Flu-like symptoms, which can develop up to two weeks following a mosquito bite, include rapid onset of fever and headache. Since there is no cure for EEE, medical professionals are limited to treating the symptoms of the disease.
North Carolina averages about one human case and 10 equine cases of EEE each year. Young children and the elderly face the highest risk, and roughly 50 percent of human cases are fatal.
“As far as horses getting it, there is no real concern because there is a vaccine for horses,” McRoy said. “Most (owners) get them vaccinated in the spring, and it is relatively inexpensive. There isn’t a vaccine for humans, and there are one or two cases a year for humans.”
The health department is cautioning people to avoid mosquito bites by reducing the time spent outdoors, especially in the early morning and early evening hours.
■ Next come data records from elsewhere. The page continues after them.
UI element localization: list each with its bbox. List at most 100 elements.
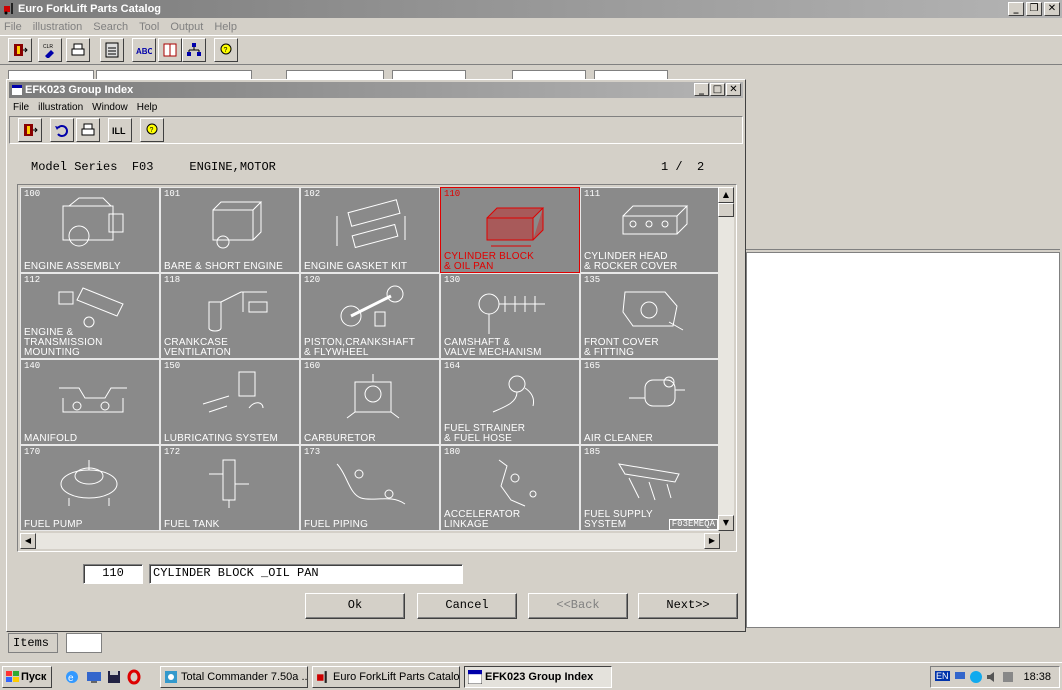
group-cell-170[interactable]: 170 FUEL PUMP — [20, 445, 160, 531]
tree-button[interactable] — [182, 38, 206, 62]
desktop-icon[interactable] — [86, 669, 102, 685]
back-button[interactable]: <<Back — [528, 593, 628, 619]
group-label: LUBRICATING SYSTEM — [164, 433, 278, 444]
scroll-up-button[interactable]: ▲ — [718, 187, 734, 203]
help-button[interactable]: ? — [214, 38, 238, 62]
group-cell-172[interactable]: 172 FUEL TANK — [160, 445, 300, 531]
group-cell-140[interactable]: 140 MANIFOLD — [20, 359, 160, 445]
ok-button[interactable]: Ok — [305, 593, 405, 619]
scroll-right-button[interactable]: ▶ — [704, 533, 720, 549]
part-illustration-icon — [486, 207, 545, 247]
printer-icon — [81, 123, 95, 136]
part-illustration-icon — [340, 285, 404, 327]
group-code: 185 — [584, 447, 601, 457]
opera-icon[interactable] — [126, 669, 142, 685]
inner-minimize-button[interactable]: _ — [694, 83, 709, 96]
window-icon — [12, 85, 22, 95]
tray-network-icon[interactable] — [953, 670, 967, 684]
start-button[interactable]: Пуск — [2, 666, 52, 688]
inner-print-button[interactable] — [76, 118, 100, 142]
inner-exit-button[interactable] — [18, 118, 42, 142]
group-label: CAMSHAFT & VALVE MECHANISM — [444, 337, 542, 358]
group-code-field[interactable]: 110 — [83, 564, 143, 584]
group-cell-185[interactable]: 185 FUEL SUPPLY SYSTEM F03EMEQA — [580, 445, 720, 531]
inner-close-button[interactable]: ✕ — [726, 83, 741, 96]
group-cell-160[interactable]: 160 CARBURETOR — [300, 359, 440, 445]
floppy-icon[interactable] — [106, 669, 122, 685]
inner-menu-window[interactable]: Window — [92, 102, 128, 113]
restore-button[interactable]: ❐ — [1026, 2, 1042, 16]
close-button[interactable]: ✕ — [1044, 2, 1060, 16]
scroll-down-button[interactable]: ▼ — [718, 515, 734, 531]
print-button[interactable] — [66, 38, 90, 62]
cancel-button[interactable]: Cancel — [417, 593, 517, 619]
abc-button[interactable]: ABC — [132, 38, 156, 62]
language-indicator[interactable]: EN — [935, 671, 950, 681]
group-cell-112[interactable]: 112 ENGINE & TRANSMISSION MOUNTING — [20, 273, 160, 359]
menu-file[interactable]: File — [4, 21, 22, 33]
next-button[interactable]: Next>> — [638, 593, 738, 619]
menu-help[interactable]: Help — [214, 21, 237, 33]
group-cell-101[interactable]: 101 BARE & SHORT ENGINE — [160, 187, 300, 273]
illustration-code-stamp: F03EMEQA — [668, 519, 718, 530]
group-name-field[interactable]: CYLINDER BLOCK _OIL PAN — [149, 564, 463, 584]
clear-button[interactable]: CLR — [38, 38, 62, 62]
calculator-button[interactable] — [100, 38, 124, 62]
group-cell-100[interactable]: 100 ENGINE ASSEMBLY — [20, 187, 160, 273]
part-illustration-icon — [336, 199, 406, 249]
group-label: BARE & SHORT ENGINE — [164, 261, 284, 272]
group-label: FUEL SUPPLY SYSTEM — [584, 509, 653, 530]
illustration-button[interactable]: ILL — [108, 118, 132, 142]
tray-volume-icon[interactable] — [985, 670, 999, 684]
tray-security-icon[interactable] — [1001, 670, 1015, 684]
inner-menu-illustration[interactable]: illustration — [38, 102, 83, 113]
inner-menu-help[interactable]: Help — [137, 102, 158, 113]
group-cell-180[interactable]: 180 ACCELERATOR LINKAGE — [440, 445, 580, 531]
svg-text:ABC: ABC — [136, 47, 152, 56]
group-cell-164[interactable]: 164 FUEL STRAINER & FUEL HOSE — [440, 359, 580, 445]
group-cell-130[interactable]: 130 CAMSHAFT & VALVE MECHANISM — [440, 273, 580, 359]
vertical-scrollbar[interactable]: ▲ ▼ — [718, 187, 734, 531]
clock: 18:38 — [1023, 671, 1051, 683]
group-cell-135[interactable]: 135 FRONT COVER & FITTING — [580, 273, 720, 359]
windows-logo-icon — [6, 671, 19, 682]
menu-output[interactable]: Output — [170, 21, 203, 33]
part-illustration-icon — [59, 387, 127, 413]
group-cell-120[interactable]: 120 PISTON,CRANKSHAFT & FLYWHEEL — [300, 273, 440, 359]
taskbar-euro-forklift[interactable]: Euro ForkLift Parts Catalog — [312, 666, 460, 688]
inner-menu-file[interactable]: File — [13, 102, 29, 113]
group-cell-173[interactable]: 173 FUEL PIPING — [300, 445, 440, 531]
part-illustration-icon — [629, 376, 685, 407]
undo-button[interactable] — [50, 118, 74, 142]
group-code: 101 — [164, 189, 181, 199]
tray-skype-icon[interactable] — [969, 670, 983, 684]
group-cell-102[interactable]: 102 ENGINE GASKET KIT — [300, 187, 440, 273]
taskbar-group-index[interactable]: EFK023 Group Index — [464, 666, 612, 688]
exit-button[interactable] — [8, 38, 32, 62]
inner-help-button[interactable]: ? — [140, 118, 164, 142]
group-cell-111[interactable]: 111 CYLINDER HEAD & ROCKER COVER — [580, 187, 720, 273]
inner-maximize-button[interactable]: □ — [710, 83, 725, 96]
group-label: ENGINE & TRANSMISSION MOUNTING — [24, 327, 103, 358]
horizontal-scrollbar[interactable]: ◀ ▶ — [20, 533, 720, 549]
group-cell-150[interactable]: 150 LUBRICATING SYSTEM — [160, 359, 300, 445]
book-button[interactable] — [158, 38, 182, 62]
group-label: CYLINDER HEAD & ROCKER COVER — [584, 251, 678, 272]
menu-illustration[interactable]: illustration — [33, 21, 83, 33]
menu-search[interactable]: Search — [93, 21, 128, 33]
scroll-thumb[interactable] — [718, 203, 734, 217]
taskbar-total-commander[interactable]: Total Commander 7.50a ... — [160, 666, 308, 688]
ie-icon[interactable]: e — [64, 669, 80, 685]
scroll-left-button[interactable]: ◀ — [20, 533, 36, 549]
group-cell-165[interactable]: 165 AIR CLEANER — [580, 359, 720, 445]
group-cell-110[interactable]: 110 CYLINDER BLOCK & OIL PAN — [440, 187, 580, 273]
menu-tool[interactable]: Tool — [139, 21, 159, 33]
minimize-button[interactable]: _ — [1008, 2, 1024, 16]
part-illustration-icon — [622, 291, 684, 331]
svg-text:?: ? — [150, 127, 154, 134]
group-cell-118[interactable]: 118 CRANKCASE VENTILATION — [160, 273, 300, 359]
group-grid: 100 ENGINE ASSEMBLY 101 BARE & SHORT ENGINE… — [20, 187, 720, 531]
group-label: CARBURETOR — [304, 433, 376, 444]
illustration-icon: ILL — [112, 126, 126, 136]
group-code: 160 — [304, 361, 321, 371]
Light-colored pants, long-sleeve shirts and mosquito repellent also are helpful in warding off mosquitoes.
“Our main point was to let people know there was an occurrence and get them to take precautions,” McRoy said.
Residents also are encouraged to reduce mosquito breeding areas around their homes by removing any containers that can hold water, clearing debris from gutters, repairing leaky outdoor faucets, changing water in bird baths and pet bowls twice a week and using tight-fitting screened windows and doors.